Sisma, Concordia sperimenta la ricostruzione partecipata

Il comune della bassa avvia un percorso partecipativo in collaborazione con l'Università IUAV di Venezia. Il Sindaco Marchini: "É un compito così importante che non possiamo affrontarlo da soli"

Il Municipio di Concordia danneggiato dal terremoto

È partito con una prima riunione della Commissione consiliare territorio e ambiente il progetto per la ricostruzione partecipata del Comune di Concordia realizzato in collaborazione con l’Università IUAV di Venezia, che sta seguendo Concordia nel difficile lavoro di pensare al dopo e alle possibili alternative che la ricostruzione potrebbe mettere in campo.

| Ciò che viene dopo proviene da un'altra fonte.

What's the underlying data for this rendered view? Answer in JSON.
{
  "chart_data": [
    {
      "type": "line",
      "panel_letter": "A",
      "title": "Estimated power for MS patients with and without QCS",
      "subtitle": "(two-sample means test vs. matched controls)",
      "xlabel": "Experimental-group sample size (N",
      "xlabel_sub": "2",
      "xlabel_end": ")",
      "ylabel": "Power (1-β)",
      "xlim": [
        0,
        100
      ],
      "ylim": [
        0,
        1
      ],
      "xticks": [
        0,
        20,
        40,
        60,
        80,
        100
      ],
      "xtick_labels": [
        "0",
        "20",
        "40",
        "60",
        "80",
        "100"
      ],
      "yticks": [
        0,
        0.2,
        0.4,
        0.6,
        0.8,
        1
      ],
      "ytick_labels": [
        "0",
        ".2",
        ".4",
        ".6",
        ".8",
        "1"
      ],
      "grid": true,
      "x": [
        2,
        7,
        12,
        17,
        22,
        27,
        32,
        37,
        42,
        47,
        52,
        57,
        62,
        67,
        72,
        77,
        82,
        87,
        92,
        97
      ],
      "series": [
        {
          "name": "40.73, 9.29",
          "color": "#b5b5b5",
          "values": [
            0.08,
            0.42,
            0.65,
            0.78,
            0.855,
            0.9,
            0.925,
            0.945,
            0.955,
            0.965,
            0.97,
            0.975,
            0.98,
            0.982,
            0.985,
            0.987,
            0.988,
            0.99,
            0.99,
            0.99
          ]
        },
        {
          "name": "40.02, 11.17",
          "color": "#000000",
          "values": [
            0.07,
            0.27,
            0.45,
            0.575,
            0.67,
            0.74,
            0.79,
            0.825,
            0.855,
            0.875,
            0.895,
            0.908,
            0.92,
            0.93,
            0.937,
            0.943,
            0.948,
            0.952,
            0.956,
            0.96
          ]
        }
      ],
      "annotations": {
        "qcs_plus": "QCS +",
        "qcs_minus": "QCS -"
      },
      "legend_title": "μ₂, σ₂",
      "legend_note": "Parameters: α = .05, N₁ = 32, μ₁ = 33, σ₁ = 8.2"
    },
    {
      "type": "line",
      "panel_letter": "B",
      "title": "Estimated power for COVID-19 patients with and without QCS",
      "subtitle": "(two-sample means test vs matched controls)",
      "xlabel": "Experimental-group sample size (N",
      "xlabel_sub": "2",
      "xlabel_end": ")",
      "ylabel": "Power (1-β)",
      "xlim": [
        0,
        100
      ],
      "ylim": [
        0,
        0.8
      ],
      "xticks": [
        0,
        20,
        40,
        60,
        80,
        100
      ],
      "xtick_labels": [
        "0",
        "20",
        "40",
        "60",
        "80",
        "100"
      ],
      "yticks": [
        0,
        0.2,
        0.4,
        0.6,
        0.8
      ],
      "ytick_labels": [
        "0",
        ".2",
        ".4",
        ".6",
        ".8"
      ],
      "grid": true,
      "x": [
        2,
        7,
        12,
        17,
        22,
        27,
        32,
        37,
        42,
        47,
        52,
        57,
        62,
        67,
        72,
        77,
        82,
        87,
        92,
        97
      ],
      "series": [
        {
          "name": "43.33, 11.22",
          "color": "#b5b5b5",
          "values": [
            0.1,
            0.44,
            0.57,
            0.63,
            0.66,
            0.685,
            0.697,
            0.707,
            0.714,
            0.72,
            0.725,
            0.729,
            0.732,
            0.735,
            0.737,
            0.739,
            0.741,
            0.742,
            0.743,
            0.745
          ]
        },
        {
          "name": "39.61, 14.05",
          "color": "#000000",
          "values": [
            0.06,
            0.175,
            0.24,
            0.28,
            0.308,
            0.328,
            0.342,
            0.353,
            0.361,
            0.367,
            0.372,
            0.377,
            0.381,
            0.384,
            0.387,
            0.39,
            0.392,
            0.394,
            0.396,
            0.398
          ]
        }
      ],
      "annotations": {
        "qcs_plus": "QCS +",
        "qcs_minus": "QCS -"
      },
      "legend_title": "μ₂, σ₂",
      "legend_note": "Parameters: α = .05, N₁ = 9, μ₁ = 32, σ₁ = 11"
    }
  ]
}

La vera sfida per i comuni colpiti dal sisma è quella di far si che i centri storici conservino il loro significato, rimangano nella frequentazione degli abitanti e dunque restino vivi.

La soluzione scelta dal paese sulle sponde del Secchia è quella di valorizzare da un lato le competenze dei professionisti, ossia il dipartimento di Architettura dell'università lagunare, e dall'altro lato incentivare il coinvolgimento dei cittadini. Il percorso partecipato sarà guidato dal prof. Andrea Mariotto, docente di urbanistica e architettura e si articola in diverse fasi: prima le interviste ai diversi soggetti portatori di interesse a Concordia (associazionismo, volontariato, tecnici, realtà produttive, associazioni sindacali e di categoria, ecc…), poi diversi focus group con cittadini per approfondire i temi di intervento e le priorità individuate e infine almeno due momenti pubblici di confronto aperto.

Il Sindaco Carlo Marchini, maggiore sponsor questo progetto spiega: “Ci troviamo di fronte ad un compito talmente impegnativo e importante per il futuro di Concordia che non possiamo e non vogliamo farlo da soli ma coinvolgendo tutte le realtà sociali attive a Concordia. Il Consiglio comunale rimane l’organo deputato ad assumere le scelte, ma queste devono necessariamente essere discusse e condivise con la città. Questa è la grande sfida che attende Concordia e la vogliamo compiere coinvolgendo l’intera comunità concordiese perché – conclude Marchini – la Concordia di domani deve nascere attraverso la partecipazione di tutti.”

Mentre studenti e docenti dell'Università di Venezia sono già all'opera, anche l'Università di Bologna si è spesa sulla ricostruzione di Concordia. Online è infatti possibile consultare la Tesi di laurea (in più volumi e relative tavole) di Andrea Salvarani, studente che ha svolto la sua ricerca proprio sul comune della bassa modenese. E chissà che il suo contributo non possa trovare realizzazione nelle intenzioni politiche della comunità concordiese.